Falmouth Zoning Board of Appeals took two actions regarding wind turbines late last night. Board members voted to hire a separate attorney for counsel in a case involving the town-owned turbine and to send a letter to the Falmouth Planning Board expressing outrage and disappointment at how the regulations of future turbines are being handled by that board.
The town-owned turbine hearing began earlier this month after residents appealed the building commissioner’s decision that the turbine did not need a special permit because it is a municipal project.
Town Counsel Frank K. Duffy Jr. Represented the town in that hearing, so zoning board members said they did not feel Mr. Duffy or Acting Town Manager Heather B. Harper could offer impartial advice.
The only three member of the board involved in that hearing who were at the meeting late last night were Dennis M. Murphy, Patricia P. Johnson and Ronald H. Erickson.
“We can’t ask Frank Duffy and we can’t ask Heather Harper,” Mr. Murphy said. The other board members agreed and voted to hire an outside attorney who specializes in municipal land use.
The attorney, Mark Bobrowski, is a professor of administrative law, land use, local government, and property, at New England Law/Boston. He is the author of the “Handbook of Massachusetts Land Use and Planning Law” and has written extensively on issues affecting municipal government, according to his biography on the institution’s website. He is scheduled to be on leave from the university during spring 2011.
The three board members voted unanimously to hire Mr. Bobrowski for an amount not to exceed $1,500. Board members Kenneth H. Foreman and Patricia J. Favulli are also voting members in that hearing, but were not at the meeting last night.

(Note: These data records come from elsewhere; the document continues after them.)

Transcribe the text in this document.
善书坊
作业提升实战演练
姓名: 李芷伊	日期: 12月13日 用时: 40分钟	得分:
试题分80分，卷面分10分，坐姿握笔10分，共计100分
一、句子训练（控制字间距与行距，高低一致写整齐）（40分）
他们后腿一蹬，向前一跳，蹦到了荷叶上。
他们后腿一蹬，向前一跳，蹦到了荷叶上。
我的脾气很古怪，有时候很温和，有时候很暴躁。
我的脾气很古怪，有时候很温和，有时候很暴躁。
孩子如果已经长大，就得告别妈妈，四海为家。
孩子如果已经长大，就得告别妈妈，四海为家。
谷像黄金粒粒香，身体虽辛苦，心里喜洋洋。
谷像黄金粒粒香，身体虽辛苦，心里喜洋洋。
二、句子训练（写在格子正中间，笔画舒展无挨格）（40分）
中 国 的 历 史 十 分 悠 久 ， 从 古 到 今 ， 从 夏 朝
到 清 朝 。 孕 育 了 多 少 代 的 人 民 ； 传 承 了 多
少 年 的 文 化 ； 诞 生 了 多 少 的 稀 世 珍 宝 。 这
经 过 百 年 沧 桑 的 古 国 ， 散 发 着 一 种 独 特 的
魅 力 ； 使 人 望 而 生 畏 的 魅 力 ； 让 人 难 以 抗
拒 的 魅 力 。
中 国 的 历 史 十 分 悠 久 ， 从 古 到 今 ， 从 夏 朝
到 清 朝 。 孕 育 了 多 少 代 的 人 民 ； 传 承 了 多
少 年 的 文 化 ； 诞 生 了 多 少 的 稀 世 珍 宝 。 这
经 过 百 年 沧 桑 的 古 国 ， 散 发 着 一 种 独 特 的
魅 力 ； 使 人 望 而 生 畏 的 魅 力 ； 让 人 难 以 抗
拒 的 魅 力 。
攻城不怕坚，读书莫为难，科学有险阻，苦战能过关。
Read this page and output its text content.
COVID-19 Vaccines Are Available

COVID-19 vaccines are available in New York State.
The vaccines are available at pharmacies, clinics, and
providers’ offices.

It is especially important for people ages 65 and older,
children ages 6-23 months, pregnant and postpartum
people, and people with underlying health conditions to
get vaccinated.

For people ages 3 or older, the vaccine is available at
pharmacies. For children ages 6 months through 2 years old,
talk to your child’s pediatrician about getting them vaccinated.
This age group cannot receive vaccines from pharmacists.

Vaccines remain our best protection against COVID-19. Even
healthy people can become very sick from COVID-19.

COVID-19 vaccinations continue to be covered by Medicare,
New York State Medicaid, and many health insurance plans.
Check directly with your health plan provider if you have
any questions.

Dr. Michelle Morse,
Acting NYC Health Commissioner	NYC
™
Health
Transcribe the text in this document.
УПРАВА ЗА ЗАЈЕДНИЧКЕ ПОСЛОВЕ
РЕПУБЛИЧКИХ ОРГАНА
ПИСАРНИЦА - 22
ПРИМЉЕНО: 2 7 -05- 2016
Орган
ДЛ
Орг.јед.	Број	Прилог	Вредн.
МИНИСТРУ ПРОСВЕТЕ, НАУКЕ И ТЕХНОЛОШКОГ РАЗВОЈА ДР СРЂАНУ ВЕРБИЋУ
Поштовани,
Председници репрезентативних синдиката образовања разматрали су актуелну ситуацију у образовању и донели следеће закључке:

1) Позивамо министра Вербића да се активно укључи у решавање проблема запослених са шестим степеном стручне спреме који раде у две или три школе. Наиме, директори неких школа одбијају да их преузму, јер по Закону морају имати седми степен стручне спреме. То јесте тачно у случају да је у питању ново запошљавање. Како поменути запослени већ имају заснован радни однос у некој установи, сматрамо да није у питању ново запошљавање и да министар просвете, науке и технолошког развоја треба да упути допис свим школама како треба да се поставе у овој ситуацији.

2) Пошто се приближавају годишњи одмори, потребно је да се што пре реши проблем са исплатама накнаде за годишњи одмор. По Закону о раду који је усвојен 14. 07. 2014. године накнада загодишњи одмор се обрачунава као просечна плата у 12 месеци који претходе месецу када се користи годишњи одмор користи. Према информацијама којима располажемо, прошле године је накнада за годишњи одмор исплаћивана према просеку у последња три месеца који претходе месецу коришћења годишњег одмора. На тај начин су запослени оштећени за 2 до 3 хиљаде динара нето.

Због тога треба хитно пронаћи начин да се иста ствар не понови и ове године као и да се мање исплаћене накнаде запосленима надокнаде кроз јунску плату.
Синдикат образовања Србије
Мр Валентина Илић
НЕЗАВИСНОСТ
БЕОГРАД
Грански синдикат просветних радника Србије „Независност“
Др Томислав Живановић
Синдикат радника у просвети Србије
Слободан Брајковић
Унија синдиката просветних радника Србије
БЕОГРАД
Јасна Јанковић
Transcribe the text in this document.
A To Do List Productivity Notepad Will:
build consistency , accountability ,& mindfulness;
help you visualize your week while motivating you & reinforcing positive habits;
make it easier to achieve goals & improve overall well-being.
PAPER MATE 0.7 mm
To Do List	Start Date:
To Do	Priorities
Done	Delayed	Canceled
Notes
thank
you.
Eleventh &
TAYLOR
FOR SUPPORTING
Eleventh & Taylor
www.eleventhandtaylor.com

The board will continue the hearing about the town-owned turbine off Blacksmith Shop Road on January 20.
In the other matter, board of appeals members again expressed outrage and disappointment that the planning board voted earlier this month to recommend turbines be declared a District of Critical Planning Concern on the Upper Cape and to draft a moratoria bylaw for the turbines in Falmouth.
This summer at two joint meetings between the board of appeals and the planning board, both of those options were discussed, but the boards voted instead to continue their discussions.
“How can they flip-flop like that?” asked Mr. Murphy. “That is 180 degrees from what we voted to do this summer. They want to wash their hands of it. It’s embarrassing.”
Chairman Matthew J. McNamara, who left the room during the discussion of the town-owned turbine matter because he stepped down from that hearing, said the moratoria would be retroactive to January.
Mr. Erickson said he supported writing the planning board a letter letting them know their feelings on the matter.
“This isn’t about wind,” Mr. Murphy said. “This is about procedure.”
Mr. McNamara said both boards had agreed to hold a joint meeting to continue the discussion, but planning board members decided on the change “in their wisdom.”
“I’m not sure wisdom is the right word,” Mr. Murphy said. “But they have every right to handle it whatever way the want – they’re the planning board. I just felt that we should have discussed it.”
Board of appeals members voted unanimously to send the letter expressing disappointment.